Statistical analyses were performed on the beta values of both [oxy-Hb] and [deoxy-Hb] provided by the GLM. Please note that both a decrease in [deoxy-Hb] as well as an increase in [oxy-Hb] are considered as reflections of increased activation, thus we report both hemoglobins separately84,93. Every two adjacent channels were then merged resulting in the following 4 regions of interest (ROIs) (left (L) and right (R) hemisphere respectively): prefrontal (LPFi, LPFs, RPFi, and RPFs), fronto-temporal (LF, LFT, RF, and RFT), temporo-parietal superior (LTs, LTPs, RTs, and RTPs), and temporo-parietal inferior (LTi, LTPi, RTi, and RTPi) (cf. Figure 7). We performed a four-way repeated-measures ANOVA with the within-subject factors Condition (angry vs. happy vs. and neutral), Halves (first experiment half vs. second experiment half), Hemisphere (left hemisphere vs. right hemisphere), and region (frontal vs. fronto-temporal vs. temporo-parietal superior vs. temporo-parietal inferior) for [oxy-Hb] and [deoxy-Hb], separately.

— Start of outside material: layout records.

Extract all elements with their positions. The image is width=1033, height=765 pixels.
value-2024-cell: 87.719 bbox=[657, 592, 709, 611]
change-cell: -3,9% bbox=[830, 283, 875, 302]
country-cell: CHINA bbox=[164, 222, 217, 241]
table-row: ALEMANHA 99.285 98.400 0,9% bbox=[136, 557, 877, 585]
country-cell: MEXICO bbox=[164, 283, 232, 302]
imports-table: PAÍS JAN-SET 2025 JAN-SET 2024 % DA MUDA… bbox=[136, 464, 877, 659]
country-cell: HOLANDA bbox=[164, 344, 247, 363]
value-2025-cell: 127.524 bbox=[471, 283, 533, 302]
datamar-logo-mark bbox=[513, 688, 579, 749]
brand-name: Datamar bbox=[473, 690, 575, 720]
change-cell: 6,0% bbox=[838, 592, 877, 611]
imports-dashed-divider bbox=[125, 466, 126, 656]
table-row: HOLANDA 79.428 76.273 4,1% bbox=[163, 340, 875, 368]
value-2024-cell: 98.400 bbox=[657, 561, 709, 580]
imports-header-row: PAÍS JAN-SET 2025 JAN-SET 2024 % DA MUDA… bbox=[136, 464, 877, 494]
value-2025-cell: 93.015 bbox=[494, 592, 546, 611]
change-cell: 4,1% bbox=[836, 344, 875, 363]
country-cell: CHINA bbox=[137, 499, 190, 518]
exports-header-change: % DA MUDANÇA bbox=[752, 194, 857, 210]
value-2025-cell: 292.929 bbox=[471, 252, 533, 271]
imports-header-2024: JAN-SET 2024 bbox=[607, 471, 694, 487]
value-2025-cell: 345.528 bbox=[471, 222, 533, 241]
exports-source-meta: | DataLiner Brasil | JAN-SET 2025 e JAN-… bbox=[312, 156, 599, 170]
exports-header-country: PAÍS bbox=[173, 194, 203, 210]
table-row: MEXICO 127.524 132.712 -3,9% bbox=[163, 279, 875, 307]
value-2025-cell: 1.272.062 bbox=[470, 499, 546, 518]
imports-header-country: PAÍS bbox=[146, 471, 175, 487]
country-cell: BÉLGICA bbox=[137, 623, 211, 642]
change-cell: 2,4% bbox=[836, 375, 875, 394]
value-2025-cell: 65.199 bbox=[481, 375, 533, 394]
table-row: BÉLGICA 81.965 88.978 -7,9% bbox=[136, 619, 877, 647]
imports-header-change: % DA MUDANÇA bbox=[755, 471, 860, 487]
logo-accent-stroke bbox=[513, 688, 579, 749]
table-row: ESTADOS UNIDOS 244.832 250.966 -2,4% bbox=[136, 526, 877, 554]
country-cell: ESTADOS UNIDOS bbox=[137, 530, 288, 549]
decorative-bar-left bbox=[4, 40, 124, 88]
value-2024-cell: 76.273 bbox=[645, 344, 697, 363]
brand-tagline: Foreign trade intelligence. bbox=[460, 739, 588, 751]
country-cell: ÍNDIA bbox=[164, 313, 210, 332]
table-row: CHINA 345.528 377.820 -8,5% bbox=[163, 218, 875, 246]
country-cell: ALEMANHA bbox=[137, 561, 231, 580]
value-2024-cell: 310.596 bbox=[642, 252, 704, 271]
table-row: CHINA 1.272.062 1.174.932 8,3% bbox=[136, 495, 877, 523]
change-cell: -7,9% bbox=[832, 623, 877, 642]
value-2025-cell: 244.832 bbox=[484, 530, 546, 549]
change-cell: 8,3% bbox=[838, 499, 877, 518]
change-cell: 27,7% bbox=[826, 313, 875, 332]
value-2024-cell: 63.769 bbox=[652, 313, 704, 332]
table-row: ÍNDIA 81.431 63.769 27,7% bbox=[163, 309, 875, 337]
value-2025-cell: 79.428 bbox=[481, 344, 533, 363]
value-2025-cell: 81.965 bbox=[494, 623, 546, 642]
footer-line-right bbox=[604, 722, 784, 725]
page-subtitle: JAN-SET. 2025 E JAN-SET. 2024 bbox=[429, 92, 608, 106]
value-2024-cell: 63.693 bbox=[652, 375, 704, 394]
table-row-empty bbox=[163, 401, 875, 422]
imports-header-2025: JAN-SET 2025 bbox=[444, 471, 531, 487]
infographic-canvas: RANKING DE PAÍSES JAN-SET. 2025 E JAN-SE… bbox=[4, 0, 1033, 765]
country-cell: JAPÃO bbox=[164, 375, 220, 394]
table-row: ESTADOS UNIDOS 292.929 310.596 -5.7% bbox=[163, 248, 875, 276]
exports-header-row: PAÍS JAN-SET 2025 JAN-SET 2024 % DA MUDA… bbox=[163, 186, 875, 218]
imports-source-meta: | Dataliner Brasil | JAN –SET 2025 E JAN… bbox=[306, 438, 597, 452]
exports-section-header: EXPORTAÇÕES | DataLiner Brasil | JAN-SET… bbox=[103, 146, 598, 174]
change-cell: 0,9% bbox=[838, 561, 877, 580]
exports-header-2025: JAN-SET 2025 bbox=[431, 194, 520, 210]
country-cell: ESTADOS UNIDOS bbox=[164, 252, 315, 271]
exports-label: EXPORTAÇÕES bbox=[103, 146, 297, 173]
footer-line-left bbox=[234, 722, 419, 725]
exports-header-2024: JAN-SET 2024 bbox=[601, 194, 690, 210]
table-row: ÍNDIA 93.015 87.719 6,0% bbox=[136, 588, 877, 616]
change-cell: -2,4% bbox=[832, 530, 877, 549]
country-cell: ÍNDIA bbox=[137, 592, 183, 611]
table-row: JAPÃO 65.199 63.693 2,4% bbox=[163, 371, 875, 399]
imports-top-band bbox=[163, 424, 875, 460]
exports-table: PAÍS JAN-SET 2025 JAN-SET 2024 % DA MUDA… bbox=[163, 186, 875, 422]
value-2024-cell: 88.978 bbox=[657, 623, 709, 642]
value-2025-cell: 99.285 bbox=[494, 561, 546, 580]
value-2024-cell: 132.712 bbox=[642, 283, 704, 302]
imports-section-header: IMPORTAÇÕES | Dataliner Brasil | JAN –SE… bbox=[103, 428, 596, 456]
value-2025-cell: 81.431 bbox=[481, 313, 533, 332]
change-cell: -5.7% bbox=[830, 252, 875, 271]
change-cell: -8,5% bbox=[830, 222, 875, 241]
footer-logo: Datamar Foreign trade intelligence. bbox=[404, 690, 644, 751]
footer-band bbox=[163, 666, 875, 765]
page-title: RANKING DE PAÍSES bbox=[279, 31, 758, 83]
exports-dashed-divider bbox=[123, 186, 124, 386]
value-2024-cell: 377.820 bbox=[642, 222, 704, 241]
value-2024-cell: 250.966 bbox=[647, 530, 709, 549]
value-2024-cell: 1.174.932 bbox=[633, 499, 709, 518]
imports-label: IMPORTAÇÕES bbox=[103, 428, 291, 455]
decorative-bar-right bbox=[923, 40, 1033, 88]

Whenever a main effect of Condition or an interaction with Condition reached significance, post-hoc t-tests were subsequently performed. Significance level was set at p ≤ 0.050 and adjusted with the False Discovery Rate (FDR) procedure87.

Correlational analyses between EEG and fNIRS signals

In case of corresponding findings in EEG and fNIRS as single methods, we perform correlation analyses to verify whether electrophysiological and vascular signals show the same underlying processes. For this purpose, differences (Δ) between relevant prosody effects for ERP voltage and fNIRS Beta-values will be submitted to one-tailed Pearson’s correlation analyses. Similar procedures of correlating electrophysiological and hemodynamic responses have already been successfully adopted by other research groups51,52.